Reading several files in parallel is always better than reading the files one-by-one. If you did read them one at a time, your disk would idle between prefetches; that's valuable time to read more data into memory! The only way you can go wrong is if you have too little RAM to support many open files; that's not common, anymore.
A word of caution: If you're too overzealous with your multiple file reads, reading one file will start kicking bits of other files out of memory, and you're back to a random-read situation.
Processing and producing output from multiple threads might work, but it depends how you need to combine them. You'll have to be careful about how you synchronize the threads, in any case, though there are surely some relatively easy lock-less ways to do that.
One thing to look for, though: Don't bother writing the file in small (< 4K) blocks. Collect at least 4K of data at a time before you call write()
. Also, since the kernel will lock the file when you write it, don't call write()
from all of your threads together; they'll all wait for each other instead of processing more data.
I'm thinking like this.
You have 8 cores, so make 8 threads. Let each thread parse one block of the file. So you need to get the device/disk block size. When a block has been parsed by a thread let the thread parse a new one not yet "assigned" to a thread.

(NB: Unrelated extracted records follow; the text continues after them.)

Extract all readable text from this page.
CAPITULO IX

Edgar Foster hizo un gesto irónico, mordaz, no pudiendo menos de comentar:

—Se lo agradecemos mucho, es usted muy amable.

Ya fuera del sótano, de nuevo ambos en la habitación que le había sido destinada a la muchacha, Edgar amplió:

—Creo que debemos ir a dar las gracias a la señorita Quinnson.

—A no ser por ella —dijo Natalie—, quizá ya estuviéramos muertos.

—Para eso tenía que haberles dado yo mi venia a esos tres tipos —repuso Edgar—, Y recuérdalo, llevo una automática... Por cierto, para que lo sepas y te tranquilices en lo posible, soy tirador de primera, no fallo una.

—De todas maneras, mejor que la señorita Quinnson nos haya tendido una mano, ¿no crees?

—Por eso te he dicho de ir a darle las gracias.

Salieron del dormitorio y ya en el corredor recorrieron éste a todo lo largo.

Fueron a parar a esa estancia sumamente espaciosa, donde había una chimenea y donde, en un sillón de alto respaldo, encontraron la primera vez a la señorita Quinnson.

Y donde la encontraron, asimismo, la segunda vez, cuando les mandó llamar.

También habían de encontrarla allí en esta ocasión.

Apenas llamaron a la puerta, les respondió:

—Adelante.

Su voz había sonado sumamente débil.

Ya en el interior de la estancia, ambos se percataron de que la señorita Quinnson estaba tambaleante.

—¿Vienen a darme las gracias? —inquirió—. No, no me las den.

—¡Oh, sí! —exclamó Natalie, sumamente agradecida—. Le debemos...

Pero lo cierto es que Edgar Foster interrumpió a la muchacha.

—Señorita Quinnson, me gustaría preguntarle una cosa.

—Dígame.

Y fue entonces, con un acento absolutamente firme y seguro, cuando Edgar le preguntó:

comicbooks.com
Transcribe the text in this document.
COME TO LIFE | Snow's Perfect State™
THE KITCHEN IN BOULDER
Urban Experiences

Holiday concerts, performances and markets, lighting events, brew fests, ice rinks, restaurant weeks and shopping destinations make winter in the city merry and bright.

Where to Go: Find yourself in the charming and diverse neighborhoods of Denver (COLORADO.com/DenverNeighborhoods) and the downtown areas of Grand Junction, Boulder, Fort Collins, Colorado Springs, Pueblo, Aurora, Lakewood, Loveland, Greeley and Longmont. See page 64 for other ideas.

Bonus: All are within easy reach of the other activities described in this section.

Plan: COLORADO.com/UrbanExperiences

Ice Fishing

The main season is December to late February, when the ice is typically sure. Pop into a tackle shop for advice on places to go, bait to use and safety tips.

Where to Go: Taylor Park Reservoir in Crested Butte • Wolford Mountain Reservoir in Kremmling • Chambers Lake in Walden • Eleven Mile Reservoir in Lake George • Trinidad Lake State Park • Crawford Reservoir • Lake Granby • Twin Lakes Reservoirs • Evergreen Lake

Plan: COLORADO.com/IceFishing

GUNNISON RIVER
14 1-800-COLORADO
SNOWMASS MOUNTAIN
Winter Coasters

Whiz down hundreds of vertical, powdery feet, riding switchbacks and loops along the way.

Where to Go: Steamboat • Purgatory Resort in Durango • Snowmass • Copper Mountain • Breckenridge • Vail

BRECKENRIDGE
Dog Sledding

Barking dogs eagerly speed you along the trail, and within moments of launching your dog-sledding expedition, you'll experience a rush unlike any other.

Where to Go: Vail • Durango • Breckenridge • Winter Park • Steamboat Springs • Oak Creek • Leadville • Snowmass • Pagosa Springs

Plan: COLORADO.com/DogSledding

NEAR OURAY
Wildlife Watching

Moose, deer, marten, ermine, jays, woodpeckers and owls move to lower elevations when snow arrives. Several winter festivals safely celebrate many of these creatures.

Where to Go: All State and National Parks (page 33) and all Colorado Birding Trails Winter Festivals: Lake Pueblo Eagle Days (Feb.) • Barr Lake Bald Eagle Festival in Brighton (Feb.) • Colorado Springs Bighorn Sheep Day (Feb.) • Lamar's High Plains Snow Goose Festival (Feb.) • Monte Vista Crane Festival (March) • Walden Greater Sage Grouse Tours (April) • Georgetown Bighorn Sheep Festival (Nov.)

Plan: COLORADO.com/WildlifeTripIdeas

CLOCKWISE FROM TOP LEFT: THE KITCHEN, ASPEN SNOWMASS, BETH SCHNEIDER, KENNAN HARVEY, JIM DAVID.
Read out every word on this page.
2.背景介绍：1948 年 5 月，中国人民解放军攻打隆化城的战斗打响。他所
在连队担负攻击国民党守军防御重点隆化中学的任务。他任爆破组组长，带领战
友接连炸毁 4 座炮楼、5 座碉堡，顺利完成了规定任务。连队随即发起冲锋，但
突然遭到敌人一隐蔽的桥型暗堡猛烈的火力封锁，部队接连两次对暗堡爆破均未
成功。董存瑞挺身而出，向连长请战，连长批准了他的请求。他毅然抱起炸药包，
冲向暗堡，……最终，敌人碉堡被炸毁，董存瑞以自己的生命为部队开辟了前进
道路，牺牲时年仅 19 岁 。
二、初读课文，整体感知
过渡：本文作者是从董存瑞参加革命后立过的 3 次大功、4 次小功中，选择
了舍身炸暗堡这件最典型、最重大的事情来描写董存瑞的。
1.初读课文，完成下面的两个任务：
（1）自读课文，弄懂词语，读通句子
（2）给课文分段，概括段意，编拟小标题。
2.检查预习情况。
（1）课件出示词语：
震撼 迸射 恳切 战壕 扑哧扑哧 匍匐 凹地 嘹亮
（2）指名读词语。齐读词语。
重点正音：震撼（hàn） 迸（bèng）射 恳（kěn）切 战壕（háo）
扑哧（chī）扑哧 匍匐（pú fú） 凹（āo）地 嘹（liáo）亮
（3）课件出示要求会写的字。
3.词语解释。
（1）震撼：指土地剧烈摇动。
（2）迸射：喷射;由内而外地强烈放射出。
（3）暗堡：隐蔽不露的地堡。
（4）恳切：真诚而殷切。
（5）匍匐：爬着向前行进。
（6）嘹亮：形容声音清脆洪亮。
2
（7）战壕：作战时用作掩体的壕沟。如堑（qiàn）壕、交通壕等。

Another idea I have would to have 2 threads. A parsing thread and a thread just stepping over the file's disk blocks, ie just by reading the first byte of each block thus forcing the file to be read into memory as fast as possible.
But, this could be made into a contest. Nothing beats doing real live runs! and people will show you! :) find a suitable price!
This is a problem of granularity. You've got a small file, and very little processing to do. One thread can probably gobble the entire file in one time slice and process it in the next. Two threads would be worse than one. You need a much larger task before considering parallelism as a performance solution.